Also known as American Lime, this wood has had a little attention recently since it appeared in a guitar spec. It occurs on the eastern side of Canada and north America. It is soft, smooth textured, light (somewhere over 400 kilos per square metre) and weak; consequently it is very easy to work or put screws into. It dries with no problems, and its only other connection with music is its use for piano keys. The tree averages around 20 metres high, and 3/4 metres across the trunk. The stuff I've had a chisel to was white, a doddle to cut, but it can go a bit browner.
New Guinea basswood is a local name for Endospermum, family: Euphorbiacease. It is a whitish wood, sometimes yellower than basswood, and very slightly heavier. The grain is more variable and coarser textured, which makes it trickier with cutters and planes — it can get a fluffy feel to it. Both species take glue and paint quite happily, and Jap polyesters have been chucked on basswood liberally without lifting.
You can see some of these small trees around Box Hill in Surrey. They grow to a maximum of eight or nine metres and a diameter of about 15 cm. The wood is quite dense at over 900 kilos per square metre, light yellowy coloured, even textured, and has a variable grain. It's half as strong again as oak lengthways, comes in small billets, and needs sharp cutters.
Many woodwind instruments used to be made of it, often stained quite dark, but an occasional tendency to warp badly enough to throw keys out of alignment led to its being dropped in favour of some rosewoods and now the most usual African blackwood. Not ebony, note, which is not resonant, and with which blackwood is sometimes confused, partly due to French makers calling it ebene.

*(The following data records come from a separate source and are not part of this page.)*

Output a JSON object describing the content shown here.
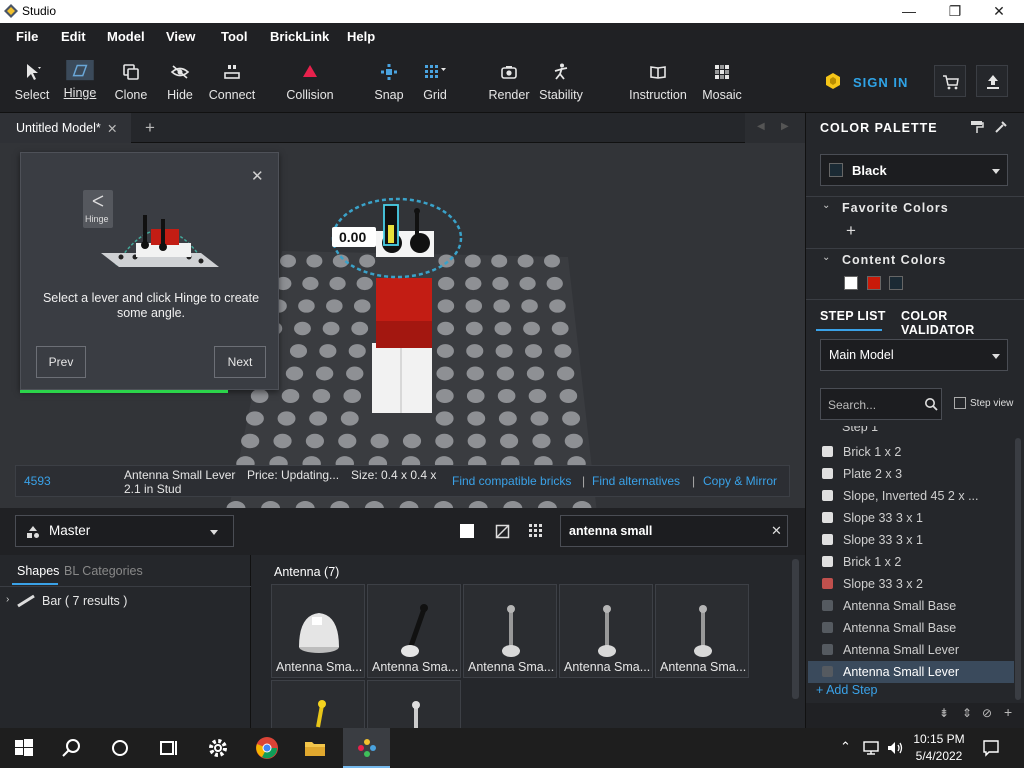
{
  "window": {
    "title": "Studio",
    "minimize": "—",
    "maximize": "❐",
    "close": "✕"
  },
  "menu": [
    "File",
    "Edit",
    "Model",
    "View",
    "Tool",
    "BrickLink",
    "Help"
  ],
  "toolbar": {
    "select": "Select",
    "hinge": "Hinge",
    "clone": "Clone",
    "hide": "Hide",
    "connect": "Connect",
    "collision": "Collision",
    "snap": "Snap",
    "grid": "Grid",
    "render": "Render",
    "stability": "Stability",
    "instruction": "Instruction",
    "mosaic": "Mosaic",
    "sign_in": "SIGN IN"
  },
  "tabs": {
    "active": "Untitled Model*",
    "close": "✕",
    "add": "+"
  },
  "tutorial": {
    "hinge_label": "Hinge",
    "text": "Select a lever and click Hinge to create some angle.",
    "prev": "Prev",
    "next": "Next",
    "close": "✕",
    "progress": 1.0
  },
  "viewport": {
    "angle_value": "0.00"
  },
  "info": {
    "part_id": "4593",
    "part_name": "Antenna Small Lever",
    "part_name2": "2.1 in Stud",
    "price": "Price: Updating...",
    "size": "Size: 0.4 x 0.4 x",
    "find_compatible": "Find compatible bricks",
    "sep1": "|",
    "find_alternatives": "Find alternatives",
    "sep2": "|",
    "copy_mirror": "Copy & Mirror"
  },
  "color_palette": {
    "title": "COLOR PALETTE",
    "selected": "Black",
    "favorite": "Favorite Colors",
    "add": "+",
    "content": "Content Colors",
    "content_colors": [
      "#ffffff",
      "#c91a09",
      "#1b2a34"
    ]
  },
  "step_tabs": {
    "step_list": "STEP LIST",
    "validator": "COLOR VALIDATOR"
  },
  "step_list": {
    "model": "Main Model",
    "search_placeholder": "Search...",
    "step_view": "Step view",
    "step_header": "Step 1",
    "items": [
      {
        "name": "Brick 1 x 2",
        "color": "#e0e0e0"
      },
      {
        "name": "Plate 2 x 3",
        "color": "#e0e0e0"
      },
      {
        "name": "Slope, Inverted 45 2 x ...",
        "color": "#e0e0e0"
      },
      {
        "name": "Slope 33 3 x 1",
        "color": "#e0e0e0"
      },
      {
        "name": "Slope 33 3 x 1",
        "color": "#e0e0e0"
      },
      {
        "name": "Brick 1 x 2",
        "color": "#e0e0e0"
      },
      {
        "name": "Slope 33 3 x 2",
        "color": "#c0504d"
      },
      {
        "name": "Antenna Small Base",
        "color": "#555a60"
      },
      {
        "name": "Antenna Small Base",
        "color": "#555a60"
      },
      {
        "name": "Antenna Small Lever",
        "color": "#555a60"
      },
      {
        "name": "Antenna Small Lever",
        "color": "#555a60"
      }
    ],
    "add_step": "+ Add Step"
  },
  "parts": {
    "palette": "Master",
    "search_value": "antenna small",
    "clear": "✕",
    "tab_shapes": "Shapes",
    "tab_categories": "BL Categories",
    "tree_item": "Bar ( 7 results )",
    "group": "Antenna (7)",
    "cards": [
      "Antenna Sma...",
      "Antenna Sma...",
      "Antenna Sma...",
      "Antenna Sma...",
      "Antenna Sma..."
    ]
  },
  "taskbar": {
    "time": "10:15 PM",
    "date": "5/4/2022"
  }
}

Boxwood is also found in South Africa (known as East London or Cape box), and in the Mediterranean, Asia, and the Far East. These timbers have pretty much the same qualities and colouring as European boxwood, and are just as hard to work. Chessmen are often made of it, as it is a good lathe wood.
In Tanzania it's called mpingo, and it is a rosewood species. Its Latin name is Dalbergia melanoxylon. Brazilian rosewood is Dalbergia nigra, and Indian rosewood is Dalbergia latifolia — all three Leguminosae.
The wood is wonderful. My ancient and trusty oboe is made of it, it turns and bores well, and smooths down to a silky, tight-grained surface. It is naturally oily — though not so much as Brazilian rosewood so it will finish up nicely — and this is maintained in a woodwind with regular applications of oil to prevent hairline splits. At the top end of an oboe, these can tip the low register up an octave.
It dries very slowly, and is liable to shakes, or very fine splits within the heartwood. It is not a pure black, rather a very dark brown with black streaks, though older woodwind darken with age and rubbing — I can't find any brown in my oboe now.
I've seen it in fingerboards, but not had to refret one — it has to be easier than ebony, which is notorious for chipping. Like rosewood, it must be drilled before putting screws in. The tree is small, with a main trunk thickness about 20 cm, sometimes bigger. Burma blackwood, Dalbergia cultivate, is less dense and streakier.